Mäßig spannender Krimi mit oberflächlichen Personen
DeichfürstAls nach einer langen Zwangspause die Bauarbeiten am Emsperrweg wieder aufgenommen werden, entdecken Bauarbeiter die Leiche des perfide ermordeten Polderbauern Tadeus de Vries. Schnell entpuppt er sich, ...

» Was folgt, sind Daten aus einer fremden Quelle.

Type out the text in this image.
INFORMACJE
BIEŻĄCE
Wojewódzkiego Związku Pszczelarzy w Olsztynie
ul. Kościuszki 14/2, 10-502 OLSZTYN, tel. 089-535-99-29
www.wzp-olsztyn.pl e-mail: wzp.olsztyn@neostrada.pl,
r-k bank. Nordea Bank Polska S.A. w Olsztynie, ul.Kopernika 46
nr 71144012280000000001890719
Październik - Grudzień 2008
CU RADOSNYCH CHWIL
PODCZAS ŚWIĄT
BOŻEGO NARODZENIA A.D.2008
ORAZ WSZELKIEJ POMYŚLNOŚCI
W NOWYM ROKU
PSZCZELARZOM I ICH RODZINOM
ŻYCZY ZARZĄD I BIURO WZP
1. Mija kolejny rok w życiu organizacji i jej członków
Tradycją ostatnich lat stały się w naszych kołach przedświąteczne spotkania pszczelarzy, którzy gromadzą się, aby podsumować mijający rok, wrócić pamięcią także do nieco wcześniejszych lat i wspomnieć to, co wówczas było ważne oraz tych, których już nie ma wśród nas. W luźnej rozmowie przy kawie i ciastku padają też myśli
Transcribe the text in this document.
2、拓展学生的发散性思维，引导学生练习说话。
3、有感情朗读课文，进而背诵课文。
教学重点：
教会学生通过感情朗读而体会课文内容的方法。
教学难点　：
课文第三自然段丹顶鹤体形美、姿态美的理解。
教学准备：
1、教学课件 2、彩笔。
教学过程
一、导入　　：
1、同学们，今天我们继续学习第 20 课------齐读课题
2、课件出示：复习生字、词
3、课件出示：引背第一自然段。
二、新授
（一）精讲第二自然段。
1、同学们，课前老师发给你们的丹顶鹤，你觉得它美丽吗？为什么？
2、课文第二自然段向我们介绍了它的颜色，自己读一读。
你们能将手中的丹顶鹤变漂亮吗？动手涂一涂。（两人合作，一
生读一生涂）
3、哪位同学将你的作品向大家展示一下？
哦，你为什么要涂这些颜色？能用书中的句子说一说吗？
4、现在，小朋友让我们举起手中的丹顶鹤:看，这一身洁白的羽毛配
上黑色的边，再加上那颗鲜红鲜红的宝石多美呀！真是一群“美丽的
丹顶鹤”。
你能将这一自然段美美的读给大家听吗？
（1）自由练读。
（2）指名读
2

Als nach einer langen Zwangspause die Bauarbeiten am Emsperrweg wieder aufgenommen werden, entdecken Bauarbeiter die Leiche des perfide ermordeten Polderbauern Tadeus de Vries. Schnell entpuppt er sich, rückblickend, als brutal und skrupellos. Auch seine Vergangenheit ist voller dunkler Flecken. So bieten sich dem leitenden Ermittler Stefan Möllenkampf zahlreiche Verdächtige. Gegner des Sperrwegs, dessen kämpferischer Befürworter der Tote war, Feinde aus der Vergangenheit, Familienangehörige, die er hintergangen hat. Die Verdächtigen sind Legion.
Und doch ahnt man recht schnell, wer der Täter war, weil früh eine Geschichte aus der Vergangenheit erzählt wird. Eine Geschichte von Flucht und Vertreibung in den letzten Zügen des NS-Regimes, bzw. unmittelbar nach Kriegsende.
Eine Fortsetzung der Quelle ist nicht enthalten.